For the first year, I didn’t even think declining new patients was an option, because the idea didn’t even cross my mind to ask. I’ve visited patients as early as 5:30am and as late as 9pm, and put over 40K miles annually on my car. The more helpful I was, the more patients I got, and the more the company trusted me.

To this day, the door is open for good therapists to work as much as they want and have the #nodaysoff mentality. We offer a variety of different ways to coach these therapists to make sure they are growing in their clinical skills, job duties as well as their personal goals.

The money.

Obviously, you’re going to think, well yeah if you found a job that pays good money and you can work day and night with no life, you can pay anything off…Not necessarily.

What do you know about tax brackets? What do you know about deductions? The more money you make, the more taxes you pay, so in some cases, you can get more take home getting paid less, BUT, there are ways to change that.

First. Buying a house.

The first 6 months I started working, I stayed with my parents, by July, I put down 18K on a downpayment on my first house. Buying a house makes you richer immediately, since you get thousands of tax money back as a refund, and you earn equity that may raise in value for later (you can then chose to sell it and use the profit to pay off more loans).

Second. Deductions

  1. Tax deductions on my home.
  2. I always donated about 6K a year to charity.
  3. kept track of my miles (about 40K a year)
  4. I used an app called mint and kept track of work expenses (including continuing education, phone bills, insurance, anything you can think of that applies)
  5. use a tax person that knows what they are doing to file your taxes. It makes a huge difference!

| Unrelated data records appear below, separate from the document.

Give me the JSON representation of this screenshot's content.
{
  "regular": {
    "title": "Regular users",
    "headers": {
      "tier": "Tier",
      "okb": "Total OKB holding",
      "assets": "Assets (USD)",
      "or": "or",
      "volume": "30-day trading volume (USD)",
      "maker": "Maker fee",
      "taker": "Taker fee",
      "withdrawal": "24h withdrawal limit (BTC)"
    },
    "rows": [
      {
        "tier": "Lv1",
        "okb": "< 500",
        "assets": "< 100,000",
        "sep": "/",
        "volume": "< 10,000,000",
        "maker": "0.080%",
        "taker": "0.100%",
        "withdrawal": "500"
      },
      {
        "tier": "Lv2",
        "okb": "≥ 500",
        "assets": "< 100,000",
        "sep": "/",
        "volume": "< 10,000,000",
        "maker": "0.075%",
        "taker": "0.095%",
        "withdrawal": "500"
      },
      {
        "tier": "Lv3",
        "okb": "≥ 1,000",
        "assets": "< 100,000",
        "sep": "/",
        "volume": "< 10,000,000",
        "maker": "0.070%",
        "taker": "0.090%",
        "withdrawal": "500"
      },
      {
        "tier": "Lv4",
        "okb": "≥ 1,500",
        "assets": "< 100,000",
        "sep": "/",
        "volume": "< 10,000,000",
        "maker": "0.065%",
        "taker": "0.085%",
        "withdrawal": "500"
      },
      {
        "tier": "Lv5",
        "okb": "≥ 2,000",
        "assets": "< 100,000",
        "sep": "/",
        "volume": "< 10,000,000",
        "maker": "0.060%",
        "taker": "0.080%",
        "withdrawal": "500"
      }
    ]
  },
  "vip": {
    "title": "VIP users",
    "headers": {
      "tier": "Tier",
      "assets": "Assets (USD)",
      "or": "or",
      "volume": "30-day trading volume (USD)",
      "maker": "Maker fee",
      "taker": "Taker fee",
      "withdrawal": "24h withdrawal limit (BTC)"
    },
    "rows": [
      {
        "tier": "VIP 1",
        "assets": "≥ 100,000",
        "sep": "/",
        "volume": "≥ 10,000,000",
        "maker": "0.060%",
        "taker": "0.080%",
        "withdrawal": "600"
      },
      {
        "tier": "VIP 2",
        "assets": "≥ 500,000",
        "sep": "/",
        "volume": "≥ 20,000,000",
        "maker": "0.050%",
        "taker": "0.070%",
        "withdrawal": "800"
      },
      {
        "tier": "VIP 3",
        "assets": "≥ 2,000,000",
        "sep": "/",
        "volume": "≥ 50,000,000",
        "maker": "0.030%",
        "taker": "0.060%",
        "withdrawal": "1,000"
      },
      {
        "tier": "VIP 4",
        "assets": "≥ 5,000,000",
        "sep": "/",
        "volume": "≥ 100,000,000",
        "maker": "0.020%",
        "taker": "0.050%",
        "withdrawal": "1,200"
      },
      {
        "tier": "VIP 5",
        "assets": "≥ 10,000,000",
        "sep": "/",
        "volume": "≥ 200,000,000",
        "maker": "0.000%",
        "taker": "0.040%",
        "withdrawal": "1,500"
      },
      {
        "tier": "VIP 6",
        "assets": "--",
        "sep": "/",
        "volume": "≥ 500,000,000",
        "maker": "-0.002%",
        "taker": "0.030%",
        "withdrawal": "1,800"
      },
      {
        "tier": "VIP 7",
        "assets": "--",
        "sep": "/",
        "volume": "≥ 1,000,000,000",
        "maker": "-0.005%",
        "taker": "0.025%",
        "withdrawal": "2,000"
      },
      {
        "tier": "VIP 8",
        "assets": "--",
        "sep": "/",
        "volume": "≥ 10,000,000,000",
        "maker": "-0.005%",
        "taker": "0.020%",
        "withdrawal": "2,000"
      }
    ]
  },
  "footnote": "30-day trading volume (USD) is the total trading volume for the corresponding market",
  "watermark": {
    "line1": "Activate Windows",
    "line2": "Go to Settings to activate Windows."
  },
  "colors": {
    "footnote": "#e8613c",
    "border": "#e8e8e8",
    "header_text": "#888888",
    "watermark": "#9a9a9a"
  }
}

Just like that i’m making close to 11K a year in refunds that I wouldn’t have gotten if I hadn’t done those things. Thats about 33K in the last 3 years that I put straight into loans.

Third. Expenses and Payments

Isin’t just managing my expenses based on wants/needs enough? Well…yes, but executing that into a payment plan is the hard part.

Here’s what I did:

  1. Save up an emergency fund, about 5K
  2. Set a budget for expenses such as bills, food, gas
  3. Withdraw cash when you can for things that you might spend more on if you aren’t careful (food was my weakness). Using cards can be cancerous when it comes to managing your spending. Try it ;)
  4. Use a piggy bank. For every time you pass up on things that you don’t really need but can afford, like that extra chips and a drink, transfer that money somewhere, so you can push it towards loans. TRUST ME IT ADDS UP!
  5. Organize loan payments by percentage of interest. I had 5 loans, and after I paid off my required expenses, everything else extra went to the highest percentage interest loan.
  6. If you pay a loan off, use the extra money that you are not “required” to pay anymore and pay it to the next highest percentage interest loan, and keep doing this down the list.

In conclusion, this is not the only way to pay off loans, and is not a prescription on the how-to either. I’ve had a lot of people help me figure things out along the way,  and it was what worked for me. Every person has different circumstances, different goals, different opportunities, and in the end, you should chose what’s best for you, I just hope that you can do it while having as much fun as possible, and enjoy helping patients achieve their goals!